Milstone, AM, Passaretti, CL, Perl, TM. 2008. Chlorhexidine: Expanding the Armamentarium for Infection Control and Prevention, Clinical Infectious Diseases, Volume 46, Issue 2, 274–281, https://doi.org/10.1086/524736
Health care-associated infections (HAIs) result in increased patient morbidity and utilization of additional health care resources. Rates of HAI are increasing despite advances in health care technology. Limited antimicrobial agents and a dry drug pipeline make unique prevention efforts critical. Chlorhexidine, an antiseptic solution that has been used worldwide since the 1950s, is a safe and effective product with broad antiseptic activity. New ways of using chlorhexidine-containing products are being implemented to promote antisepsis and prevent bacterial colonization and infection. We review some of the many infection control applications of chlorhexidine in thebattle against HAI, such as general skin cleansing, skin decolonization, preoperative showering and bathing, vascular catheter site preparation, impregnated catheter site dressings, impregnated catheters, and oral decontamination. As mandatory public reporting and pay for performance force infection control issues to the forefront, we find that chlorhexidine-containing products may provide a vast armamentarium for the control and prevention of HAI.

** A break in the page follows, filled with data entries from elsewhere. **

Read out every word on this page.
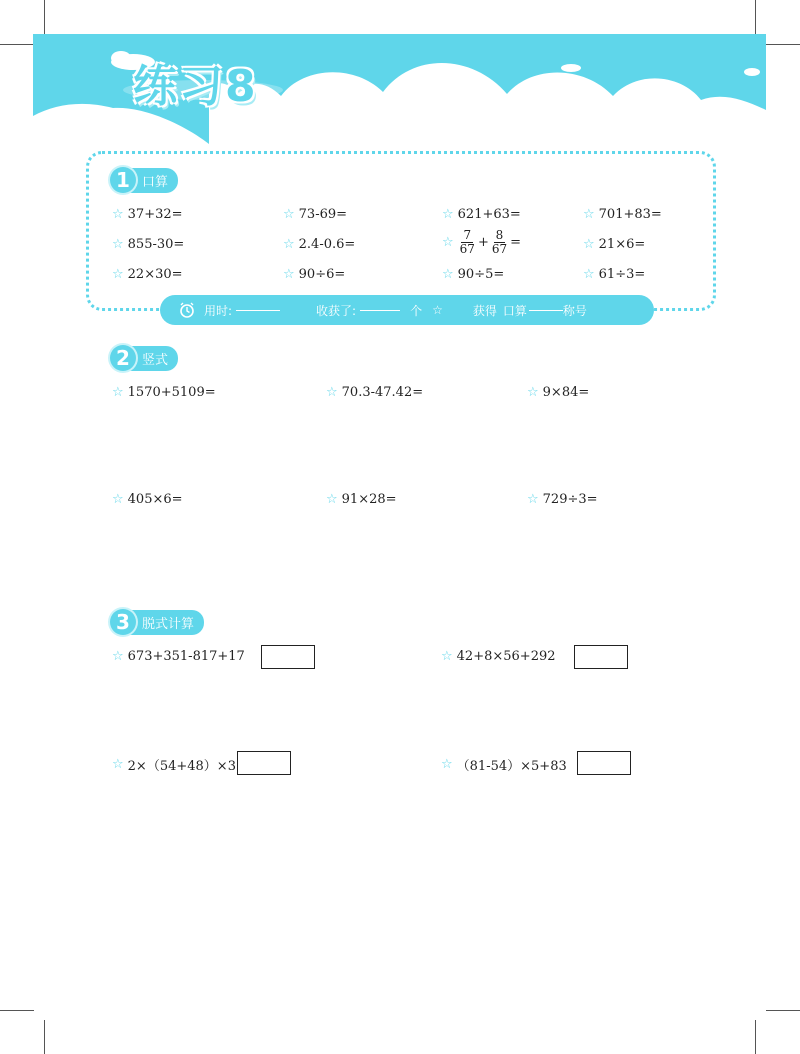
练习8
1 口算
☆ 37+32=	☆ 73-69=	☆ 621+63=	☆ 701+83=
☆ 855-30=	☆ 2.4-0.6=	☆ $\frac{7}{67} + \frac{8}{67}$ =	☆ 21×6=
☆ 22×30=	☆ 90÷6=	☆ 90÷5=	☆ 61÷3=
用时:	收获了:	个 ☆	获得 口算	称号
2 竖式
☆ 1570+5109=	☆ 70.3-47.42=	☆ 9×84=
☆ 405×6=	☆ 91×28=	☆ 729÷3=
3 脱式计算
☆ 673+351-817+17	☆ 42+8×56+292
☆ 2×（54+48）×3	☆ （81-54）×5+83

Scheck McAlearney, A., Hefner, J.L., Robbins, J., Harrison, M.I. and Garman, A. (2015) Preventing Central Line-Associated Bloodstream Infections: A Qualitative Study of Management Practices. Infection Control and Hospital Epidemiology. http://www.ivteam.com/intravenous-literature/qualitative-study-of-central-line-management-practices-to-prevent-clabsi/
“Some of the variance associated with CLABSI prevention program outcomes may relate to specific management practices. Adding a management practice bundle may provide critical guidance to physicians, clinical managers, and hospital leaders as we work to prevent healthcare-associated infections” Scheck McAlearney et al (2015). Conclusion: A main theme that differentiated higher- from lower-performing hospitals was a distinctive framing of the goal of “getting to zero” infections. Although all sites reported this goal, at the higher-performing sites the goal was explicitly stated, widely embraced, and aggressively pursued; in contrast, at the lower-performing hospitals the goal was more of an aspiration and not embraced as part of the strategy to prevent infections. Five additional management practices were nearly exclusively present in the higher-performing hospitals: (1) top-level commitment, (2) physician-nurse alignment, (3) systematic education, (4) meaningful use of data, and (5) rewards and recognition. We present these strategies for prevention of healthcare associated infection as a management “bundle” with corresponding suggestions for implementation. Some of the variances associated with CLABSI prevention program outcomes may relate to specific management practices. Adding a management practice bundle may provide critical guidance to physicians, clinical managers, and hospital leaders as we work together to prevent healthcare-associated infections.